Caps (throttle) or restores (unthrottle) a container’s CPU via docker update --cpus: resource starvation as a degradation. The process keeps running and keeps its connections, it just gets slow: a distinct failure mode from pause (frozen) and kill (gone). throttle carries effect: degradation; unthrottle reverts it (--cpus 0 means “no limit”).

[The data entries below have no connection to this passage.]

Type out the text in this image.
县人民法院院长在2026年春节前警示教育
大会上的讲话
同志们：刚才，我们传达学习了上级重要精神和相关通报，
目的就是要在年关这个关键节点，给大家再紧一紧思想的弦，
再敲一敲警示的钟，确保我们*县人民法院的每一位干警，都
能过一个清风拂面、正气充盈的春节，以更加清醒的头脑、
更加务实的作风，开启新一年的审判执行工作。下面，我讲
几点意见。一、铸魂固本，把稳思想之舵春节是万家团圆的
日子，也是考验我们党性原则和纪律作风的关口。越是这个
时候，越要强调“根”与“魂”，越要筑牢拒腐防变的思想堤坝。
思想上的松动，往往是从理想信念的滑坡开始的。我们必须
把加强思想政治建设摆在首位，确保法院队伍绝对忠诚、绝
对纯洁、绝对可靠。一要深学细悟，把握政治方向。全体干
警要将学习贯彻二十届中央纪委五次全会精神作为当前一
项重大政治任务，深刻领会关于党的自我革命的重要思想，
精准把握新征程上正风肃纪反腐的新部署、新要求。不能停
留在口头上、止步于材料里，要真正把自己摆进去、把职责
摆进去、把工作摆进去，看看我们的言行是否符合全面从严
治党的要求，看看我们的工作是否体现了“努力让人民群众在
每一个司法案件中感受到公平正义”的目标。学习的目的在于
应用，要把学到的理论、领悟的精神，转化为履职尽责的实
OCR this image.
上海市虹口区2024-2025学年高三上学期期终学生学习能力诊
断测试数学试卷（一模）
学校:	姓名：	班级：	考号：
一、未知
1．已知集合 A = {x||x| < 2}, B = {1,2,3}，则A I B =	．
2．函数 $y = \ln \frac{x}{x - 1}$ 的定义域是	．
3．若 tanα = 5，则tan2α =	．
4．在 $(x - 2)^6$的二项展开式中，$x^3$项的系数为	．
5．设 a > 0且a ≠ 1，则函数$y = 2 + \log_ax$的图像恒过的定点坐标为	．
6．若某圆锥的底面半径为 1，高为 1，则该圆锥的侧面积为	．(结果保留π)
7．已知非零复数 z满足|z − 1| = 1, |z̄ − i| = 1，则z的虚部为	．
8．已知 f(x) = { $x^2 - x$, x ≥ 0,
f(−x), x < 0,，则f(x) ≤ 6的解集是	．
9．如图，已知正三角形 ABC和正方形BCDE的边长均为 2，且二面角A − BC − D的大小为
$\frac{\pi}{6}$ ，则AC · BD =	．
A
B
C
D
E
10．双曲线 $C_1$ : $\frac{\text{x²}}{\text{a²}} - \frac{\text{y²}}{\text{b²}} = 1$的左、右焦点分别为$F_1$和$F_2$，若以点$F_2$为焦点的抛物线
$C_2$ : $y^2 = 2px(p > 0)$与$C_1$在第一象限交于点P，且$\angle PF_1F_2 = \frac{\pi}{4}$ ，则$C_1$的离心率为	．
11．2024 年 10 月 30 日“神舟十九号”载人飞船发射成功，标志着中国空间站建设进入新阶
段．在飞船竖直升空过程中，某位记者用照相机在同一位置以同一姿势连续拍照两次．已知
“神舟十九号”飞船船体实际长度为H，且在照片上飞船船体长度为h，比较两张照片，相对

CPU only, deliberately: a memory ceiling cannot be reset to unlimited through docker update, so it would be a fault with no restore. Inject memory pressure by restarting the service with compose-level limits instead.

argtypereqdescription
servicestringyesthe service to cap or restore (primary)
cpusnumberthrottle onlythe CPU ceiling (e.g. 0.2 = a fifth of one core)
- run: docker.throttle
  with: { service: worker, cpus: 0.2 }
- run: docker.unthrottle
  with: worker

logs (probe) #

Fetches a container’s logs. tail/since fetch an incremental slice, so a wait_until can gate on a log line appearing.

argtypereqdescription
servicestringyesthe service whose logs to read (primary)
tailstringnoonly the last N lines
sincestringnoonly lines since a timestamp or relative time (e.g. 30s)
- run: wait_until
  with:
    probe: { run: docker.logs, with: { service: worker, tail: "20" } }
    matches: "rebalanced"
    timeout: 30

ps (probe) #

Returns parsed compose ps --all --format json (--all so exited and dead containers still report). With a service named that matches exactly one container, it binds that container’s object directly, so read:/capture: reach .State, .ExitCode, and .Health without indexing a list; with no service it returns the full list.

argtypereqdescription
servicestringnoone service to inspect; all containers when omitted (primary)

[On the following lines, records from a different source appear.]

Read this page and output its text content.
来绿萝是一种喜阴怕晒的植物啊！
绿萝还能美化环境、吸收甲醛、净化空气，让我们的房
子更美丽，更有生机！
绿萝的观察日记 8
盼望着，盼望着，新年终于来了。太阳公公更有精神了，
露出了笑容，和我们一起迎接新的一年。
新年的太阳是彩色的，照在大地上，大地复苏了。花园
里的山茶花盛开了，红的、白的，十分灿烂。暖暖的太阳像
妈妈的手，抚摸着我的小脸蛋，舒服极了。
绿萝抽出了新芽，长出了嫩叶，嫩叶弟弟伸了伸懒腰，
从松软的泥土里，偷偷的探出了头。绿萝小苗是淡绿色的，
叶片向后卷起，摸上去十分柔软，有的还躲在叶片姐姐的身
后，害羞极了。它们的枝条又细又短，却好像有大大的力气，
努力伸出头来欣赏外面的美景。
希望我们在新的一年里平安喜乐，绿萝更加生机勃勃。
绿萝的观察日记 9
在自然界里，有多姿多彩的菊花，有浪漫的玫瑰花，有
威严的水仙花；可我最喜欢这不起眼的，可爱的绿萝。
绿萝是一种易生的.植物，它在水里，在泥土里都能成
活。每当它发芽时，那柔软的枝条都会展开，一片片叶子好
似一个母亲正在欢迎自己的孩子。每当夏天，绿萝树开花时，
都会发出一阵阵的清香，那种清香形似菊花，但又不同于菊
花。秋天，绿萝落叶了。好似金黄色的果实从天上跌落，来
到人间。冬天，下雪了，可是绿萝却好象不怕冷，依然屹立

Returns the container object (single match) or the list of objects. meta.count (int) is the number of containers. output is the raw JSON.

- run: docker.ps
  with: worker
  capture: { state: ".State", code: ".ExitCode" }
- run: assert                              # crashed clean, did not hang
  with: { of: "${.outputs.state}", equals: "exited" }
- run: assert
  with: { of: "${.outputs.code}", equals: 0 }

exec (probe) #

Runs a command inside a running container (compose exec -T <service> sh -c) and returns its stdout, so a scenario can read internal runtime state (thread or fd counts, memory, an in-container metric) and baseline-then-compare it with the standard assert operators. A probe: it observes, it does not inject a fault. Keep the command read-only; a fault injected through exec belongs on an action step with an explicit effect: override.

argtypereqdescription
servicestringyesthe service to run the command in
commandstringyesshell command line; pipes and globs work (primary)

Returns the trimmed stdout as the value.

- run: docker.exec
  with: { service: worker, command: "ls /proc/1/task | wc -l" }
  as: threads_before

Starting a service that is meant to fail #

up runs compose up -d --wait, blocking until every started service is healthy. To bring up a service that is supposed to crash or hang (so you can assert it fails fast rather than blocks), pass wait: false: the --wait is dropped and the step returns once the container is created.

- run: docker.up
  with: { services: [worker], wait: false }

Service variants (compose profiles) #

To run the same role in different shapes (a baseline worker, a round-robin worker, a partition-failover worker) keep one compose file and tag each variant service with a compose profile, then select one per scenario with profiles:. This stays hermetic and keeps a single lifecycle owner; there is no per-scenario compose-file swapping or second docker provider (a scenario can still override composeFiles in its own providers: block if it genuinely needs a different stack).

- run: docker.up
  with: { profiles: [rr], wait: true }   # → compose --profile rr up -d --wait

down tears the whole project down regardless of profile.